Homeless Men To Get A More Humane Place To Stay

Ground broken for $1 million shelter
by Effie Bathen
The Gazette

Just east of the Rockville city line, 100 men slept through their January nights sprawled on the linoleum floors of three metal trailers.

However, by the time those key nights return next winter, county officials say those homeless men will be able to stay at a new, permanent shelter that may serve as many as 500 men each year.

The overnight shelter will be a 5,800 square foot, single-story building with 100 beds. It will have bathroom and shower facilities, offices for counseling, as well as laundry, kitchen and storage facilities.

Men will not have to walk 20 yards in the cold to reach the toilets, as they are required to do by the present accomodations, said Donald Torr, the volunteer who wrote to county officials two years ago to complain about conditions in the trailers.

“No one should have to live like that in Montgomery County or any place,” said Torr, 73. The new shelter is a joint effort of the Montgomery County Coalition for the Homeless, the Home Builders Care Foundation and the Montgomery County Department of Health and Human Services.
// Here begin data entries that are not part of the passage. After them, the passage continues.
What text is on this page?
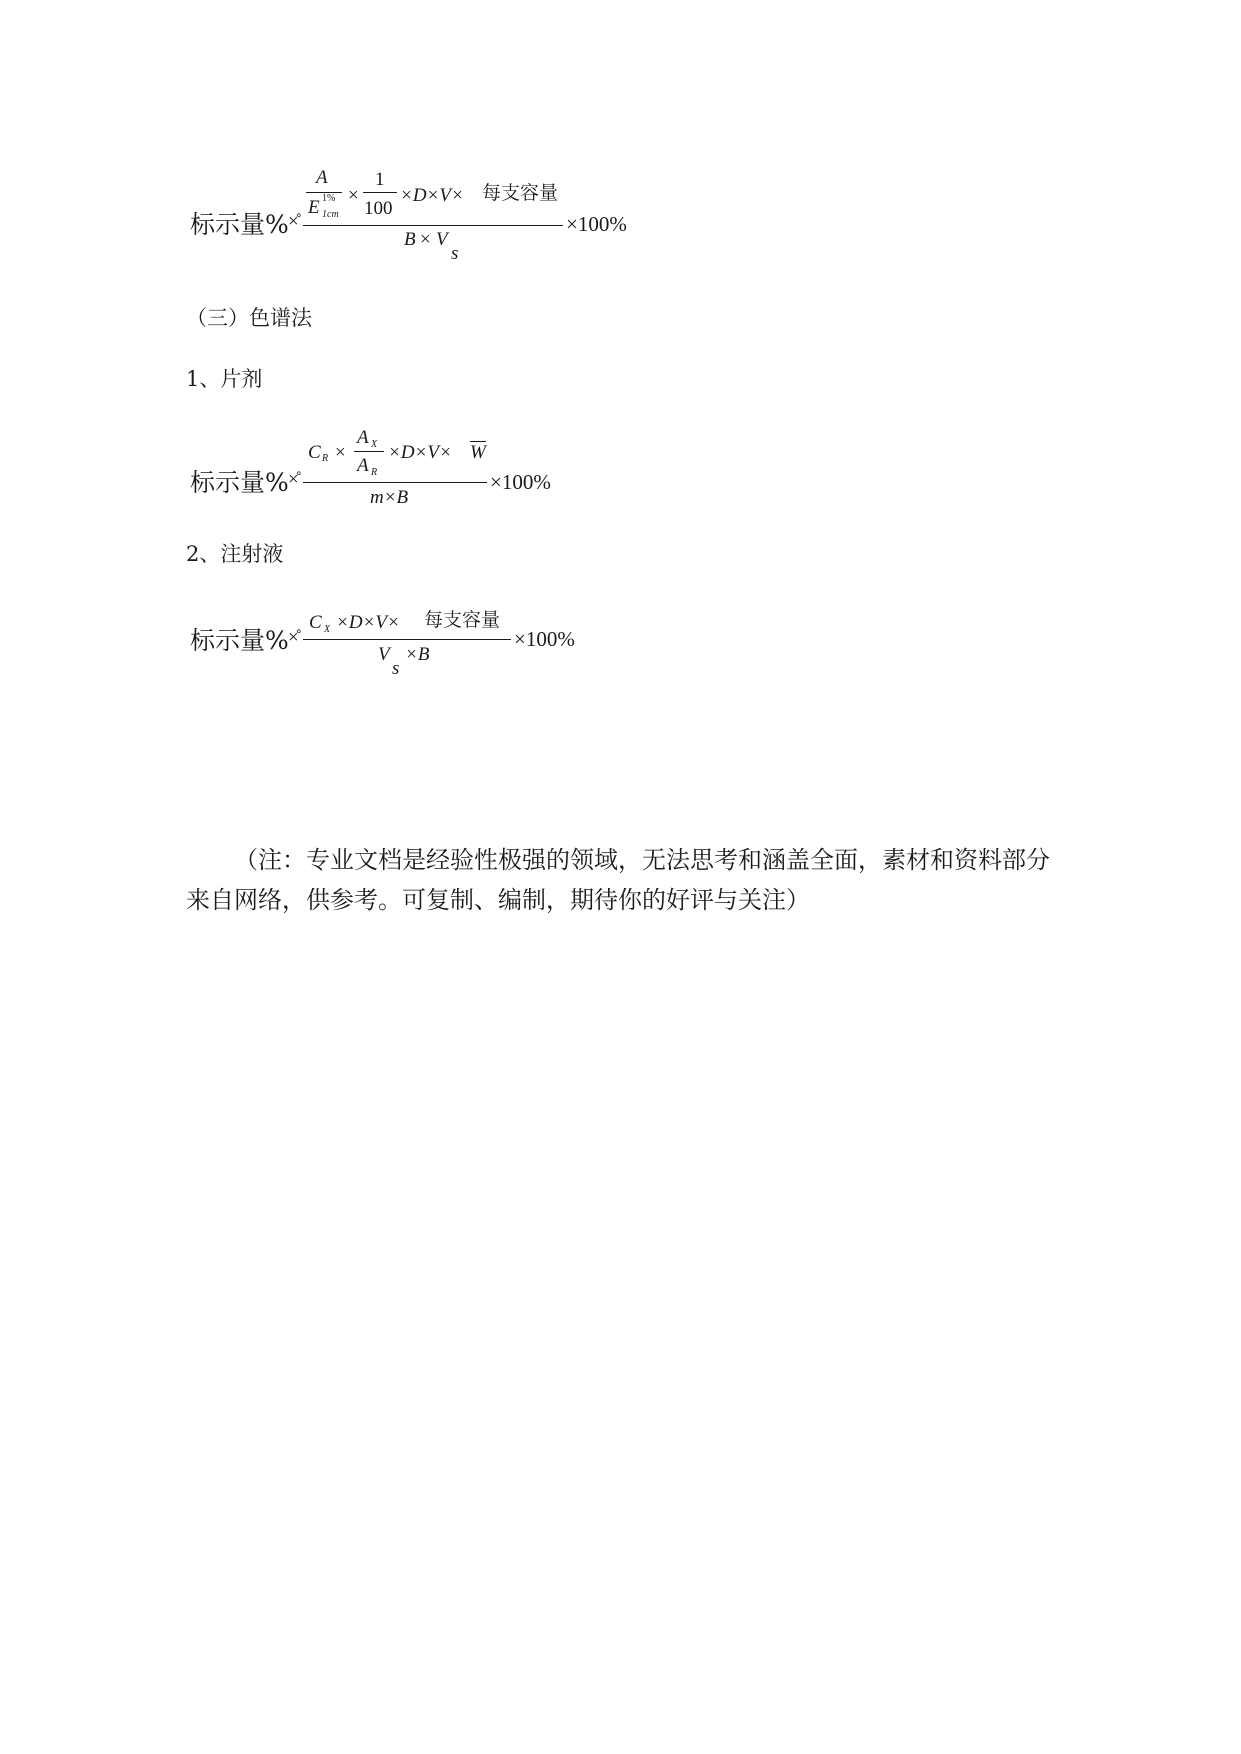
标示量% ×̊
A
E 1%
1cm
×
1
100
×D×V× 每支容量
B × V
s
×100%
（三）色谱法
1、片剂
标示量% ×̊
C R ×
A X
A R
$\times D\times V\times \overline{W}$
m×B
×100%
2、注射液
标示量% ×̊
C X ×D×V× 每支容量
V
s
×B
×100%

（注：专业文档是经验性极强的领域，无法思考和涵盖全面，素材和资料部分来自网络，供参考。可复制、编制，期待你的好评与关注）
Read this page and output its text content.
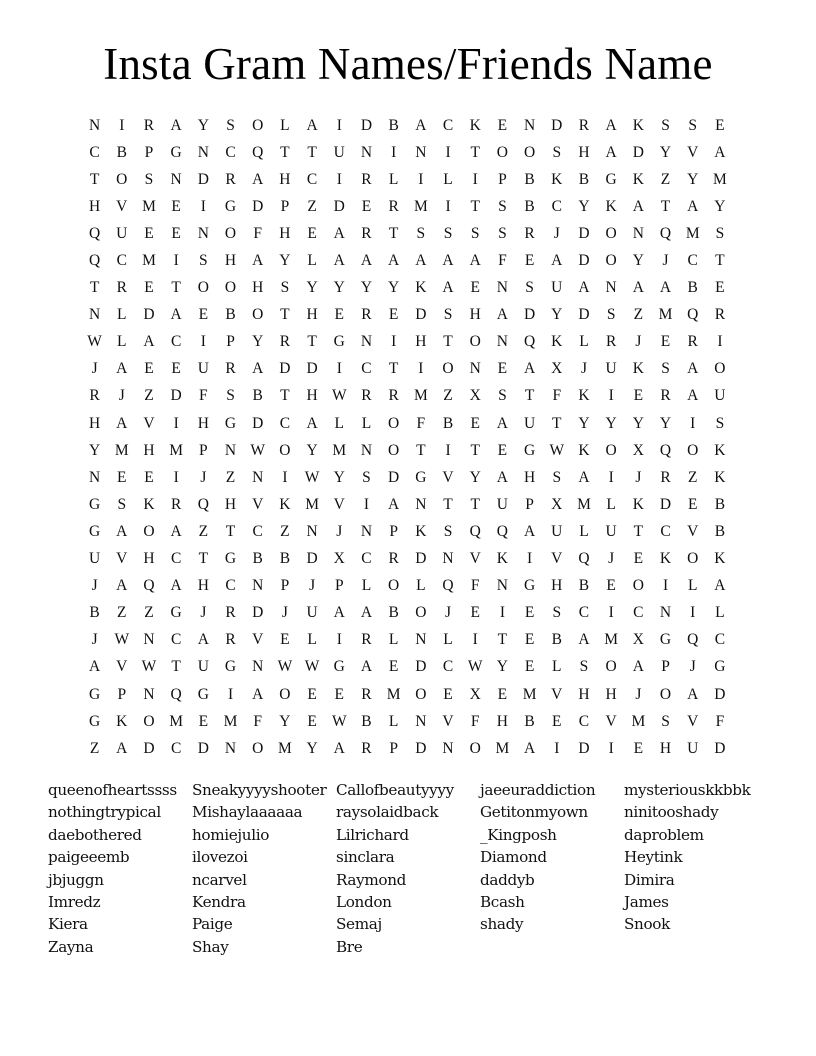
Insta Gram Names/Friends Name
N	I	R	A	Y	S	O	L	A	I	D	B	A	C	K	E	N	D	R	A	K	S	S	E
C	B	P	G	N	C	Q	T	T	U	N	I	N	I	T	O	O	S	H	A	D	Y	V	A
T	O	S	N	D	R	A	H	C	I	R	L	I	L	I	P	B	K	B	G	K	Z	Y M
H	V M	E	I	G	D	P	Z	D	E	R M	I	T	S	B	C	Y	K	A	T	A	Y
Q	U	E	E	N	O	F	H	E	A	R	T	S	S	S	S	R	J	D	O	N	Q M	S
Q	C M	I	S	H	A	Y	L	A	A	A	A	A	A	F	E	A	D	O	Y	J	C	T
T	R	E	T	O	O	H	S	Y	Y	Y	Y	K	A	E	N	S	U	A	N	A	A	B	E
N	L	D	A	E	B	O	T	H	E	R	E	D	S	H	A	D	Y	D	S	Z	M Q	R
W L	A	C	I	P	Y	R	T	G	N	I	H	T	O	N	Q	K	L	R	J	E	R	I
J	A	E	E	U	R	A	D	D	I	C	T	I	O	N	E	A	X	J	U	K	S	A	O
R	J	Z	D	F	S	B	T	H W R	R M	Z	X	S	T	F	K	I	E	R	A	U
H	A	V	I	H	G	D	C	A	L	L	O	F	B	E	A	U	T	Y	Y	Y	Y	I	S
Y M H M	P	N W O	Y M N	O	T	I	T	E	G W K	O	X	Q	O	K
N	E	E	I	J	Z	N	I	W Y	S	D	G	V	Y	A	H	S	A	I	J	R	Z	K
G	S	K	R	Q	H	V	K M V	I	A	N	T	T	U	P	X M	L	K	D	E	B
G	A	O	A	Z	T	C	Z	N	J	N	P	K	S	Q	Q	A	U	L	U	T	C	V	B
U	V	H	C	T	G	B	B	D	X	C	R	D	N	V	K	I	V	Q	J	E	K	O	K
J	A	Q	A	H	C	N	P	J	P	L	O	L	Q	F	N	G	H	B	E	O	I	L	A
B	Z	Z	G	J	R	D	J	U	A	A	B	O	J	E	I	E	S	C	I	C	N	I	L
J	W N	C	A	R	V	E	L	I	R	L	N	L	I	T	E	B	A M X	G	Q	C
A	V W T	U	G	N W W G	A	E	D	C W Y	E	L	S	O	A	P	J	G
G	P	N	Q	G	I	A	O	E	E	R M O	E	X	E	M V	H	H	J	O	A	D
G	K	O M	E	M	F	Y	E W B	L	N	V	F	H	B	E	C	V M	S	V	F
Z	A	D	C	D	N	O M Y	A	R	P	D	N	O M A	I	D	I	E	H	U	D
queenofheartssss
nothingtrypical
daebothered
paigeeemb
jbjuggn
Imredz
Kiera
Zayna
Sneakyyyyshooter
Mishaylaaaaaa
homiejulio
ilovezoi
ncarvel
Kendra
Paige
Shay
Callofbeautyyyy
raysolaidback
Lilrichard
sinclara
Raymond
London
Semaj
Bre
jaeeuraddiction
Getitonmyown
_Kingposh
Diamond
daddyb
Bcash
shady
mysteriouskkbbk
ninitooshady
daproblem
Heytink
Dimira
James
Snook
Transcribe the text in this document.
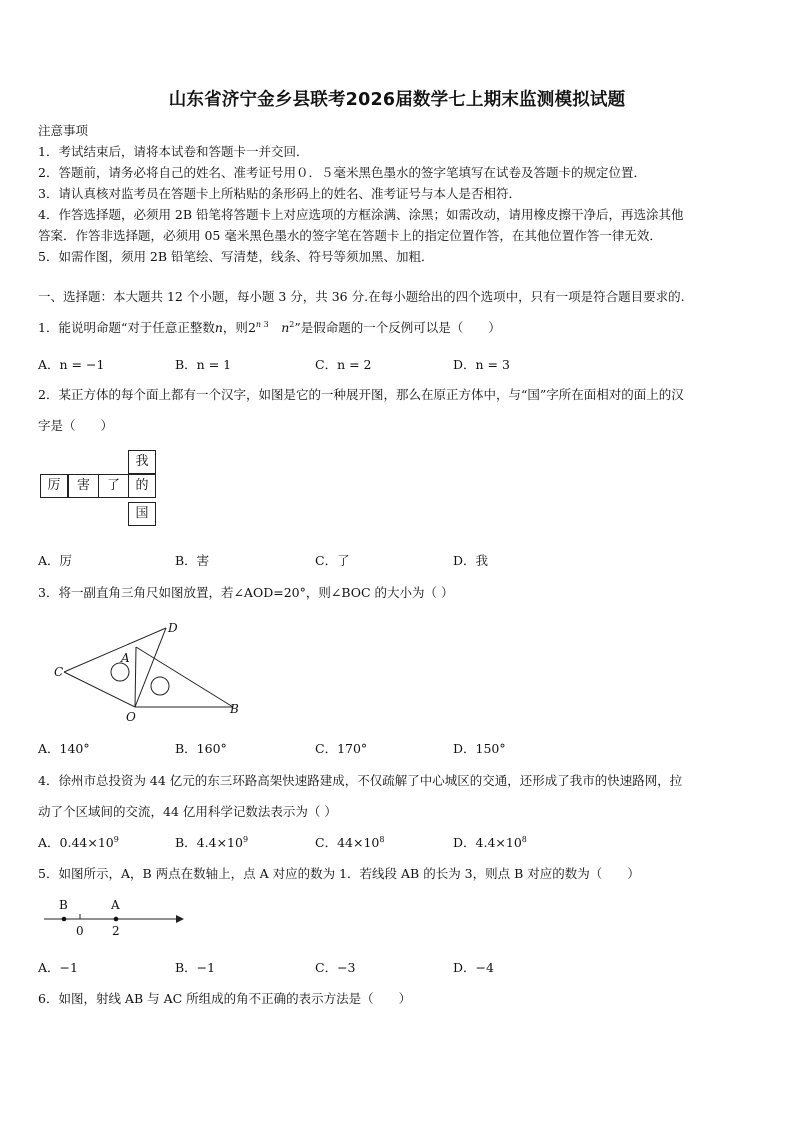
山东省济宁金乡县联考2026届数学七上期末监测模拟试题
注意事项
1．考试结束后，请将本试卷和答题卡一并交回．
2．答题前，请务必将自己的姓名、准考证号用０．５毫米黑色墨水的签字笔填写在试卷及答题卡的规定位置．
3．请认真核对监考员在答题卡上所粘贴的条形码上的姓名、准考证号与本人是否相符．
4．作答选择题，必须用 2B 铅笔将答题卡上对应选项的方框涂满、涂黑；如需改动，请用橡皮擦干净后，再选涂其他
答案．作答非选择题，必须用 05 毫米黑色墨水的签字笔在答题卡上的指定位置作答，在其他位置作答一律无效．
5．如需作图，须用 2B 铅笔绘、写清楚，线条、符号等须加黑、加粗．
一、选择题：本大题共 12 个小题，每小题 3 分，共 36 分.在每小题给出的四个选项中，只有一项是符合题目要求的.
1．能说明命题“对于任意正整数n，则2$^n$ $^3$　 $n^2$”是假命题的一个反例可以是（　　）
A．n = −1	B．n = 1	C．n = 2	D．n = 3
2．某正方体的每个面上都有一个汉字，如图是它的一种展开图，那么在原正方体中，与“国”字所在面相对的面上的汉
字是（　　）
我
厉	害	了	的
国
A．厉	B．害	C．了	D．我
3．将一副直角三角尺如图放置，若∠AOD=20°，则∠BOC 的大小为（ ）
D
A
C
O
B
A．140°	B．160°	C．170°	D．150°
4．徐州市总投资为 44 亿元的东三环路高架快速路建成，不仅疏解了中心城区的交通，还形成了我市的快速路网，拉
动了个区域间的交流，44 亿用科学记数法表示为（ ）
A．$0.44\times 10^9$	B．$4.4\times 10^9$	C．$44\times 10^8$	D．$4.4\times 10^8$
5．如图所示，A，B 两点在数轴上，点 A 对应的数为 1．若线段 AB 的长为 3，则点 B 对应的数为（　　）
B	A
0 2
A．−1	B．−1	C．−3	D．−4
6．如图，射线 AB 与 AC 所组成的角不正确的表示方法是（　　）
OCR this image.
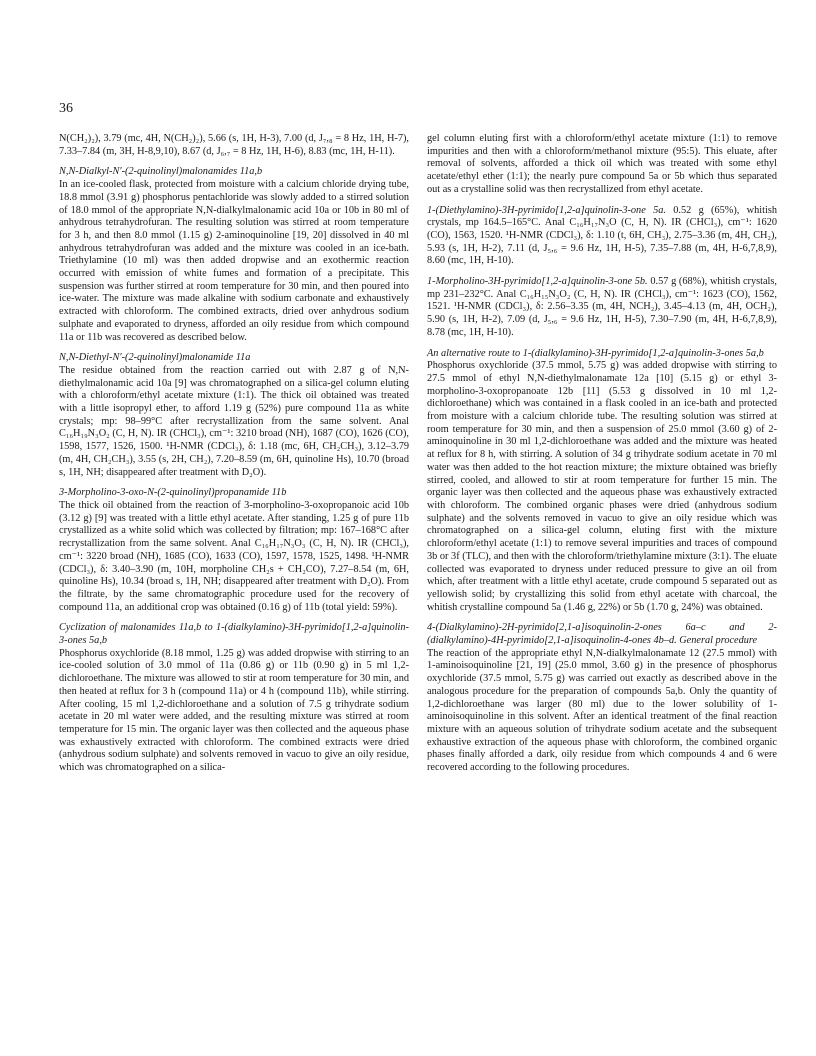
36
N(CH₂)₂), 3.79 (mc, 4H, N(CH₂)₂), 5.66 (s, 1H, H-3), 7.00 (d, J₇,₈ = 8 Hz, 1H, H-7), 7.33–7.84 (m, 3H, H-8,9,10), 8.67 (d, J₆,₇ = 8 Hz, 1H, H-6), 8.83 (mc, 1H, H-11).
N,N-Dialkyl-N′-(2-quinolinyl)malonamides 11a,b
In an ice-cooled flask, protected from moisture with a calcium chloride drying tube, 18.8 mmol (3.91 g) phosphorus pentachloride was slowly added to a stirred solution of 18.0 mmol of the appropriate N,N-dialkylmalonamic acid 10a or 10b in 80 ml of anhydrous tetrahydrofuran. The resulting solution was stirred at room temperature for 3 h, and then 8.0 mmol (1.15 g) 2-aminoquinoline [19, 20] dissolved in 40 ml anhydrous tetrahydrofuran was added and the mixture was cooled in an ice-bath. Triethylamine (10 ml) was then added dropwise and an exothermic reaction occurred with emission of white fumes and formation of a precipitate. This suspension was further stirred at room temperature for 30 min, and then poured into ice-water. The mixture was made alkaline with sodium carbonate and exhaustively extracted with chloroform. The combined extracts, dried over anhydrous sodium sulphate and evaporated to dryness, afforded an oily residue from which compound 11a or 11b was recovered as described below.
N,N-Diethyl-N′-(2-quinolinyl)malonamide 11a
The residue obtained from the reaction carried out with 2.87 g of N,N-diethylmalonamic acid 10a [9] was chromatographed on a silica-gel column eluting with a chloroform/ethyl acetate mixture (1:1). The thick oil obtained was treated with a little isopropyl ether, to afford 1.19 g (52%) pure compound 11a as white crystals; mp: 98–99°C after recrystallization from the same solvent. Anal C₁₆H₁₉N₃O₂ (C, H, N). IR (CHCl₃), cm⁻¹: 3210 broad (NH), 1687 (CO), 1626 (CO), 1598, 1577, 1526, 1500. ¹H-NMR (CDCl₃), δ: 1.18 (mc, 6H, CH₂CH₃), 3.12–3.79 (m, 4H, CH₂CH₃), 3.55 (s, 2H, CH₂), 7.20–8.59 (m, 6H, quinoline Hs), 10.70 (broad s, 1H, NH; disappeared after treatment with D₂O).
3-Morpholino-3-oxo-N-(2-quinolinyl)propanamide 11b
The thick oil obtained from the reaction of 3-morpholino-3-oxopropanoic acid 10b (3.12 g) [9] was treated with a little ethyl acetate. After standing, 1.25 g of pure 11b crystallized as a white solid which was collected by filtration; mp: 167–168°C after recrystallization from the same solvent. Anal C₁₆H₁₇N₃O₃ (C, H, N). IR (CHCl₃), cm⁻¹: 3220 broad (NH), 1685 (CO), 1633 (CO), 1597, 1578, 1525, 1498. ¹H-NMR (CDCl₃), δ: 3.40–3.90 (m, 10H, morpholine CH₂s + CH₂CO), 7.27–8.54 (m, 6H, quinoline Hs), 10.34 (broad s, 1H, NH; disappeared after treatment with D₂O). From the filtrate, by the same chromatographic procedure used for the recovery of compound 11a, an additional crop was obtained (0.16 g) of 11b (total yield: 59%).
Cyclization of malonamides 11a,b to 1-(dialkylamino)-3H-pyrimido[1,2-a]quinolin-3-ones 5a,b
Phosphorus oxychloride (8.18 mmol, 1.25 g) was added dropwise with stirring to an ice-cooled solution of 3.0 mmol of 11a (0.86 g) or 11b (0.90 g) in 5 ml 1,2-dichloroethane. The mixture was allowed to stir at room temperature for 30 min, and then heated at reflux for 3 h (compound 11a) or 4 h (compound 11b), while stirring. After cooling, 15 ml 1,2-dichloroethane and a solution of 7.5 g trihydrate sodium acetate in 20 ml water were added, and the resulting mixture was stirred at room temperature for 15 min. The organic layer was then collected and the aqueous phase was exhaustively extracted with chloroform. The combined extracts were dried (anhydrous sodium sulphate) and solvents removed in vacuo to give an oily residue, which was chromatographed on a silica-
gel column eluting first with a chloroform/ethyl acetate mixture (1:1) to remove impurities and then with a chloroform/methanol mixture (95:5). This eluate, after removal of solvents, afforded a thick oil which was treated with some ethyl acetate/ethyl ether (1:1); the nearly pure compound 5a or 5b which thus separated out as a crystalline solid was then recrystallized from ethyl acetate.
1-(Diethylamino)-3H-pyrimido[1,2-a]quinolin-3-one 5a. 0.52 g (65%), whitish crystals, mp 164.5–165°C. Anal C₁₆H₁₇N₃O (C, H, N). IR (CHCl₃), cm⁻¹: 1620 (CO), 1563, 1520. ¹H-NMR (CDCl₃), δ: 1.10 (t, 6H, CH₃), 2.75–3.36 (m, 4H, CH₂), 5.93 (s, 1H, H-2), 7.11 (d, J₅,₆ = 9.6 Hz, 1H, H-5), 7.35–7.88 (m, 4H, H-6,7,8,9), 8.60 (mc, 1H, H-10).
1-Morpholino-3H-pyrimido[1,2-a]quinolin-3-one 5b. 0.57 g (68%), whitish crystals, mp 231–232°C. Anal C₁₆H₁₅N₃O₂ (C, H, N). IR (CHCl₃), cm⁻¹: 1623 (CO), 1562, 1521. ¹H-NMR (CDCl₃), δ: 2.56–3.35 (m, 4H, NCH₂), 3.45–4.13 (m, 4H, OCH₂), 5.90 (s, 1H, H-2), 7.09 (d, J₅,₆ = 9.6 Hz, 1H, H-5), 7.30–7.90 (m, 4H, H-6,7,8,9), 8.78 (mc, 1H, H-10).
An alternative route to 1-(dialkylamino)-3H-pyrimido[1,2-a]quinolin-3-ones 5a,b
Phosphorus oxychloride (37.5 mmol, 5.75 g) was added dropwise with stirring to 27.5 mmol of ethyl N,N-diethylmalonamate 12a [10] (5.15 g) or ethyl 3-morpholino-3-oxopropanoate 12b [11] (5.53 g dissolved in 10 ml 1,2-dichloroethane) which was contained in a flask cooled in an ice-bath and protected from moisture with a calcium chloride tube. The resulting solution was stirred at room temperature for 30 min, and then a suspension of 25.0 mmol (3.60 g) of 2-aminoquinoline in 30 ml 1,2-dichloroethane was added and the mixture was heated at reflux for 8 h, with stirring. A solution of 34 g trihydrate sodium acetate in 70 ml water was then added to the hot reaction mixture; the mixture obtained was briefly stirred, cooled, and allowed to stir at room temperature for further 15 min. The organic layer was then collected and the aqueous phase was exhaustively extracted with chloroform. The combined organic phases were dried (anhydrous sodium sulphate) and the solvents removed in vacuo to give an oily residue which was chromatographed on a silica-gel column, eluting first with the mixture chloroform/ethyl acetate (1:1) to remove several impurities and traces of compound 3b or 3f (TLC), and then with the chloroform/triethylamine mixture (3:1). The eluate collected was evaporated to dryness under reduced pressure to give an oil from which, after treatment with a little ethyl acetate, crude compound 5 separated out as yellowish solid; by crystallizing this solid from ethyl acetate with charcoal, the whitish crystalline compound 5a (1.46 g, 22%) or 5b (1.70 g, 24%) was obtained.
4-(Dialkylamino)-2H-pyrimido[2,1-a]isoquinolin-2-ones 6a–c and 2-(dialkylamino)-4H-pyrimido[2,1-a]isoquinolin-4-ones 4b–d. General procedure
The reaction of the appropriate ethyl N,N-dialkylmalonamate 12 (27.5 mmol) with 1-aminoisoquinoline [21, 19] (25.0 mmol, 3.60 g) in the presence of phosphorus oxychloride (37.5 mmol, 5.75 g) was carried out exactly as described above in the analogous procedure for the preparation of compounds 5a,b. Only the quantity of 1,2-dichloroethane was larger (80 ml) due to the lower solubility of 1-aminoisoquinoline in this solvent. After an identical treatment of the final reaction mixture with an aqueous solution of trihydrate sodium acetate and the subsequent exhaustive extraction of the aqueous phase with chloroform, the combined organic phases finally afforded a dark, oily residue from which compounds 4 and 6 were recovered according to the following procedures.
Jim Heffner of Heffner Architects of Alexandria, VA, designed the shelter. The facility will continue to be located at 600 East Gude Drive, in an industrial district across from Fisher Lumber.
  According to organizers, who broke ground alongside county leaders on April 5, a $530,000 emergency appropriation last fall from the Montgomery County Council will be matched dollar for dollar by donations–totaling as much as $1 million.

More than 70 builders and associate members of the Maryland-National Capital Building Industry Association have pledged to help. Organizers said they had received about $250,000 by the time the first shovel hit the turf last week.

Sharan London, director of the Homeless Coalition, said that until two years ago, the shelter consisted of two trailers. Then the country supplied a third.

“It didn’t make it any better. Men were still sleeping on the floors,” said London, who has been an advocate for the homeless for 11 years.

She explained that it took months to convince county officials to improve conditions because the trend is to only put public money into programs that have good success rates.

Only about 1 in 10 who come to the shelter is eventually able to find work and afford a place to stay on his own, London said.

She said the number of men who are given shelter in the greater Rockville area reflects national statistics. About 4 of every 10 men who use the shelter are struggling with alcoholism or mental illness, and almost 3 are involved with drugs, she said. The problem for the able men is locating housing they can afford, she said. Even when employed, most are only earning minimum wage. In the warm season the shelter serves roughly two dozen people per night.

“In the winter it increases as far as the walls will stretch,” she said. “At night, it’s wall to wall body.” Those accommodations made it impossible for many of the men to feel good about themselves and go forward to lead productive lives, she said.

Torr began to understand the plight of the men when one homeless man, about 40, told Torr that he would rather sleep outdoors than in the Gude trailers where men covered the floor elbow to knee.

“Blankets were not washed as ofen as you might wish for men who did not shower as often as you might expect. There were rats under the trailer,” Torr said. He wrote to county leaders and spoke with passion on the men’s behalf before the County Council.

He wrote to county leaders and spoke with passion on the men’s behalf before the County Council. By February 1999, London said that she had nagged two councilmen, Steven A. Silverman (D-At large) and Blair G. Ewing (D-At large), both of Silver Spring, to visit and see for themselves.

After stepping out of the trailers, Silverman said he and Ewing both turned and looked at one another and said that they had to do something.

“The men are given two blankets, one to sleep on and one for cover. There are no cots, no beds,” Silverman said. The trailers had heat and the roofs were not leaking. Still, “I was struck by an overwhelming sense of depression that this is inhumane,” he said.

Torr agreed. “With people like that,” he said, “a success is that they are not dying on the street.” One man, London recalled, was named Daniel.

He was 71 when he was found living in a barn at the county fairgrounds. He spent last winter in the Gude trailers while a coalition case manager “kept him sober for 6 months,” London said.

The case manager also helped him apply for his veteran’s benefits, and today he is on a waiting list for Veterans Affairs Supported Housing. That program will give him a voucher and allow him to find his own apartment, she said.

“This building is a validation of the lives of the men who struggle everyday to make ends meet, who deal with demons and diseases you and I will never know,” London said. “It is going to be the building where lives are repaired and men are led out of homelessness and into wholeness.”

Montgomery County Crisis Center at 1301 Piccard Drive in Rockville makes referrals to the county’s emergency shelters for men, women and families. Information in available at 301-315-4000.